Really, the show hasn’t done very much for me. I like the Rusty Cohle character a lot and enjoy his odd interpretation of human existence. But I’m not buying that he’s some sort of savant detective. I’m not buying that Marty Hart is much of a detective either, especially not if it proves out that his daughter was victimized by The Yellow King and he had no idea. Arranging five male dolls around a naked female doll, drawing lewd cartoons in her notebook with flying things and a giant wearing a mask yeah that didn’t spark a thought in his mind.

Maybe I missed out not having to wait a week between each episode reading all the theories on who or what The Yellow King is. Frankly, if I didn’t know it was a big deal I might not have caught onto it until they were sitting in Rusty’s storage shed.

And a note on theories. I spent six years studying freeze frames from Lost like many others did and in the end had nothing to show for it. True Detective is much tighter than Lost on account of about 116 fewer episodes but the larger lesson is this: Forget about them once the finale begins.

Chances are the first seven episodes didn’t give you enough information to make the right guess. Sure, it could be the lawnmower man who was mowing in spirals at the end of episode seven and it could be Marty’s father-in-law (which would probably grind my gears) but really we don’t know. I spent so much time of The End waiting for the answer to unfold for some big theory that by the time it was over and no answer came I missed out on what the show really wanted me to experience.

So when the finale starts in about 20 minutes, forget about screen caps and what letter was obscured behind Marty’s head in episode seven and all of that. Just enjoy it whatever it turns out to be.

UPDATE

I’m going to talk about the finale. But first I’m going to issue a SPOILER ALERT because HBO had major problems with its streaming service and many viewers weren’t able to watch it live. Do not consider this precedent.

Click away now.

Really lackluster finale, I thought. I like to view them through this frame: What the finale showed matters and what it didn’t show doesn’t matter. So what did it show?

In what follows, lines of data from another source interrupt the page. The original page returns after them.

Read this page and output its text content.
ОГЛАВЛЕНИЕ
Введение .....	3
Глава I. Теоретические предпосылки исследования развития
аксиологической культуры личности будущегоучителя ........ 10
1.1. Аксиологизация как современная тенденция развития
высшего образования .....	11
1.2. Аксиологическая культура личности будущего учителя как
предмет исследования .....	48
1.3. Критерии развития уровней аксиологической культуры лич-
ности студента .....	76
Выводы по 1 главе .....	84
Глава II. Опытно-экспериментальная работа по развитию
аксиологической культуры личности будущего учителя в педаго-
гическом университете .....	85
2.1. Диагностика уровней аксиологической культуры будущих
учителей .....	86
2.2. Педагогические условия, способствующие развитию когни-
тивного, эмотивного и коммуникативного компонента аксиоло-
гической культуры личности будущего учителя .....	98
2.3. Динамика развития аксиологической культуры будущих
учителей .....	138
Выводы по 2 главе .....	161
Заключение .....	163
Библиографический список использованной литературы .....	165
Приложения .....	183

That the yellow king was the lawnmower guy. Okay. Why was he a serial killer? Well we don’t really get that. Because he was messed up, I guess is what we’re to go with. It’s hard to explain a character when he’s not introduced until the last episode. I can’t explain why what they did choose to show us was him with a bunch of different accents. The yellow king was basically the bad guy who was there because there had to be a bad guy. Shallow character building, in my opinion.

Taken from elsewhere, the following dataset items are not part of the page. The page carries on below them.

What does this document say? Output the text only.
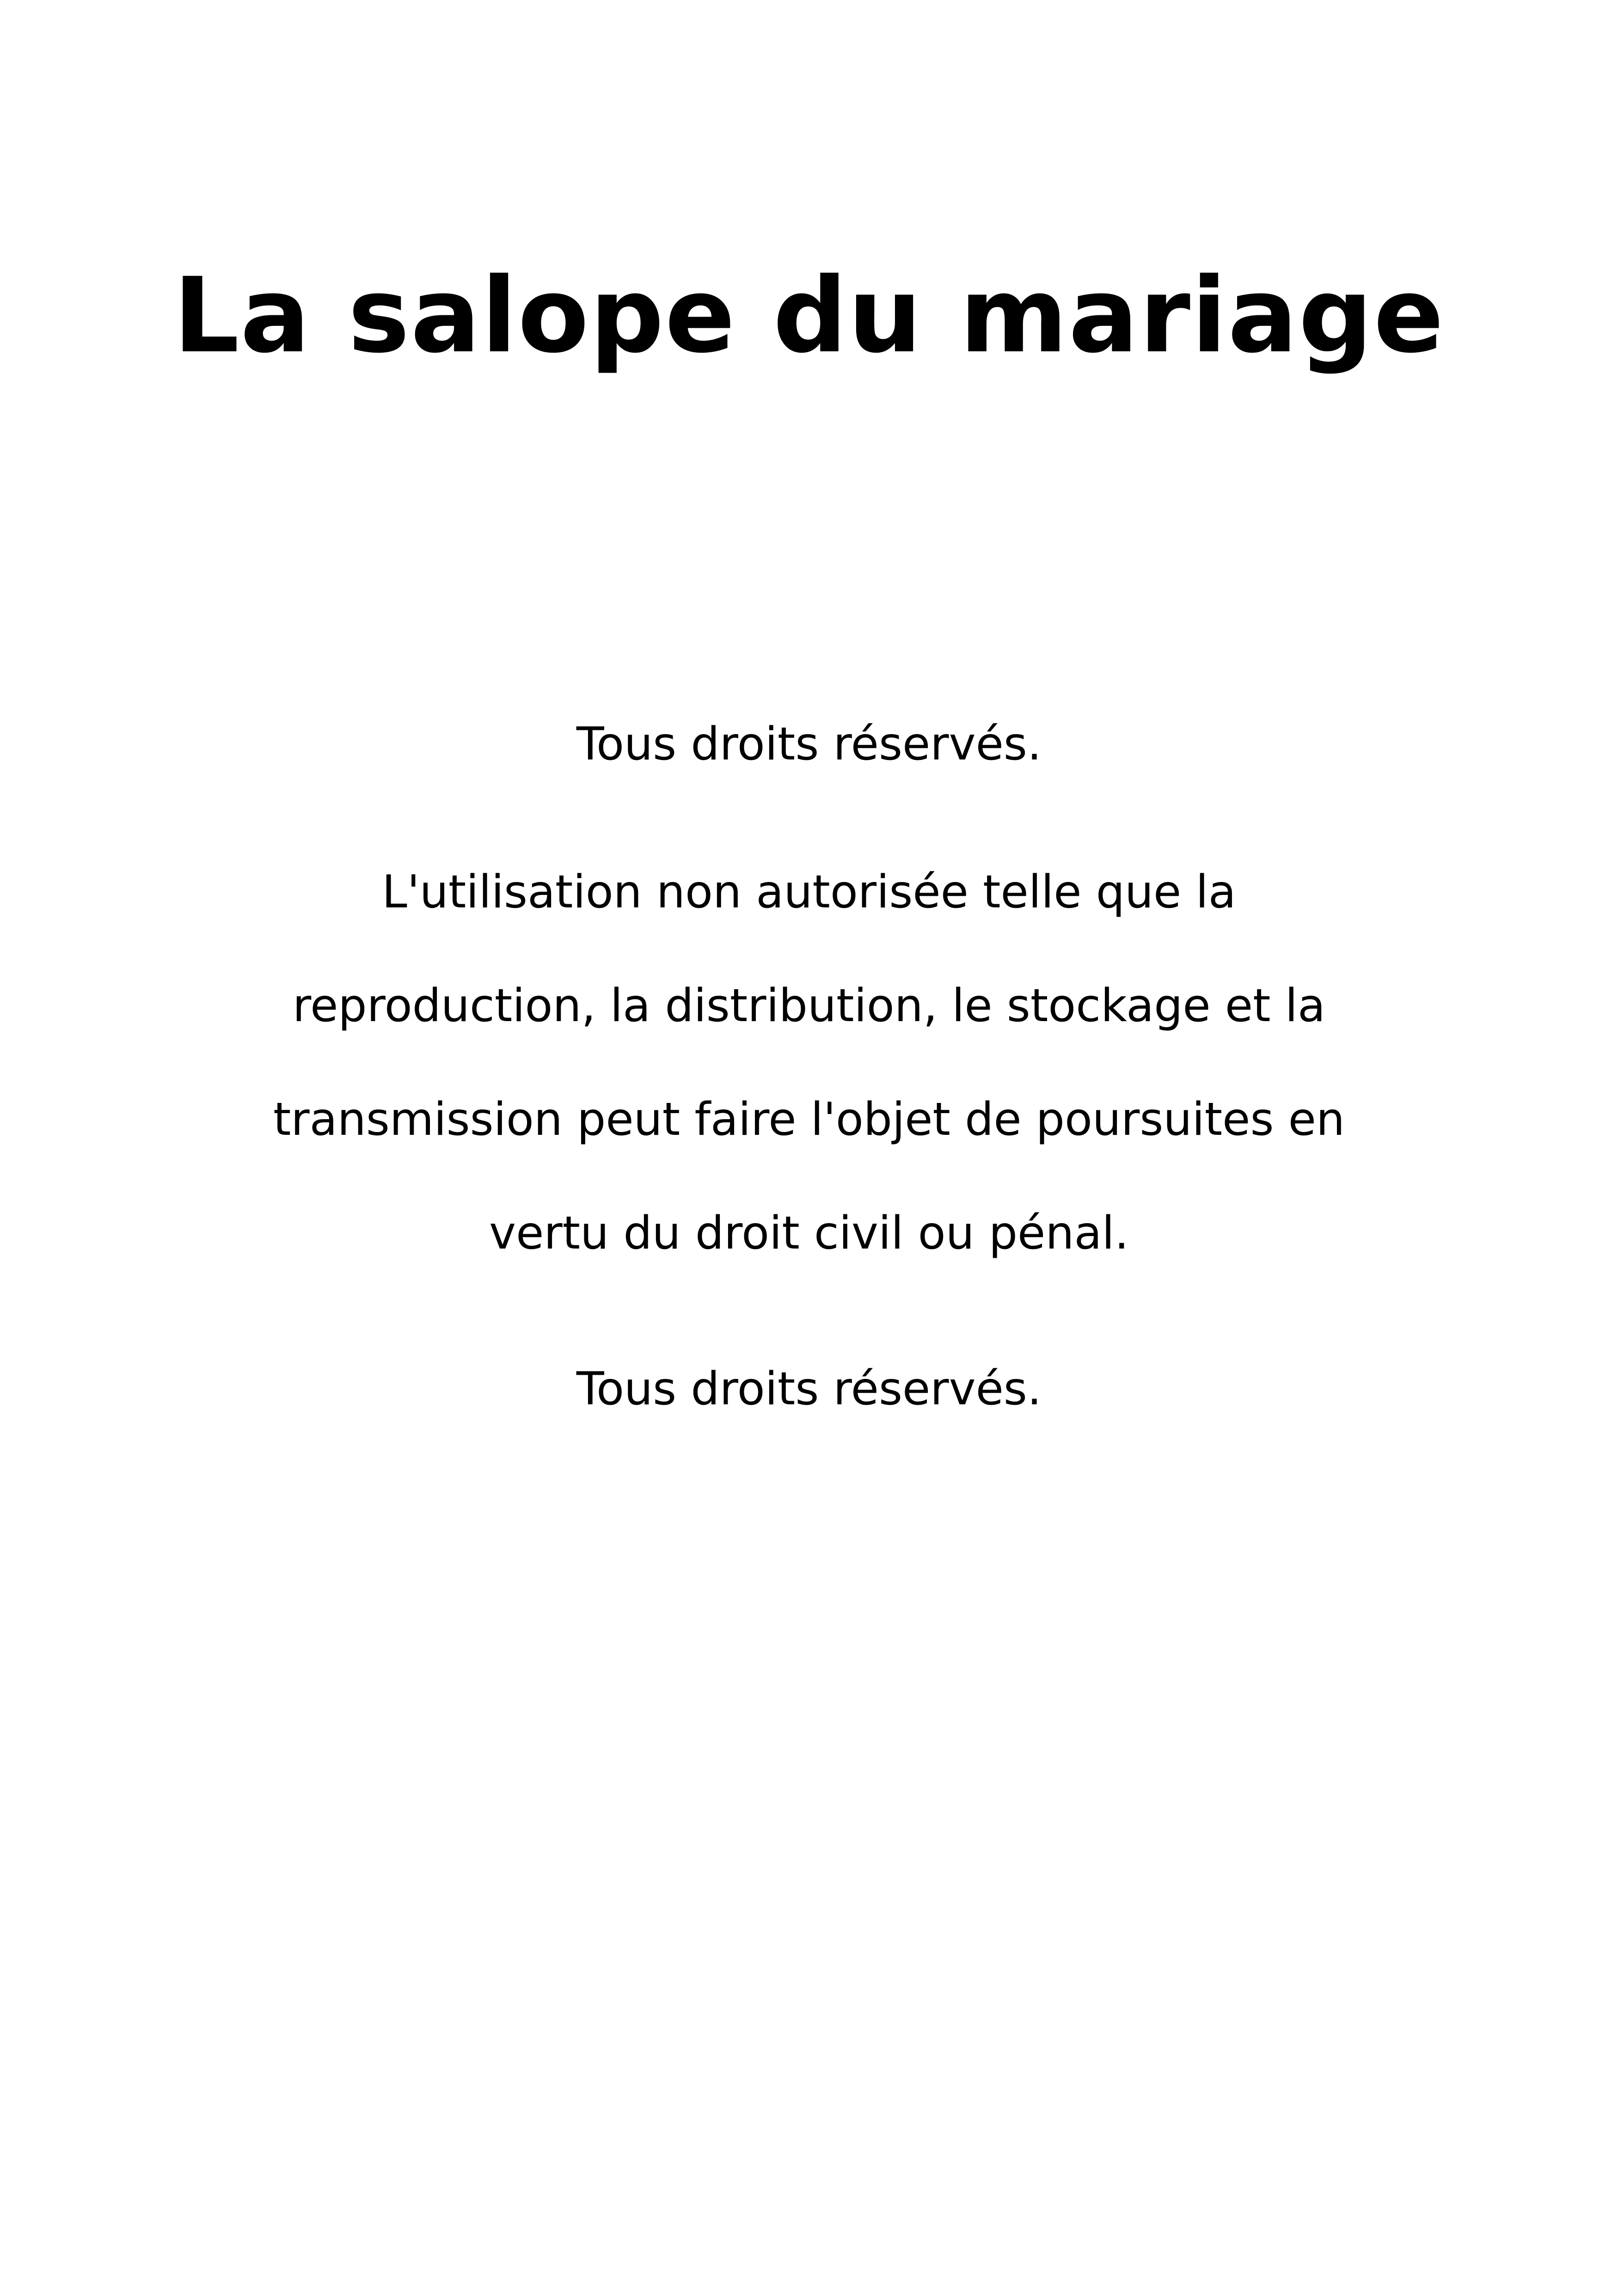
La salope du mariage

Tous droits réservés.

L'utilisation non autorisée telle que la
reproduction, la distribution, le stockage et la
transmission peut faire l'objet de poursuites en
vertu du droit civil ou pénal.

Tous droits réservés.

I always believe that any shows final scene represents the most important story the writer(s) want to tell. In True Detective that scene belong to Rusty.

It showed Rusty having a brush with death and a brief emotional breakdown for the love he felt toward his daughter. It changed him as evidenced by what he said to Marty as they walked away from the hospital. If you want to reflect on what True Detective was ultimately about, look no further.

Forget what wasn’t shown. Marty’s daughter and what drove her to draw those disturbing pictures didn’t matter and wasn’t addressed at all in the finale. Black stars and “kin” and all that wasn’t either. The yellow king was but that’s because it had to be; it was done with 20 minutes left.

True Detective was about Rusty Cohle’s journey from pessimism to optimism. I just don’t think it was told very well.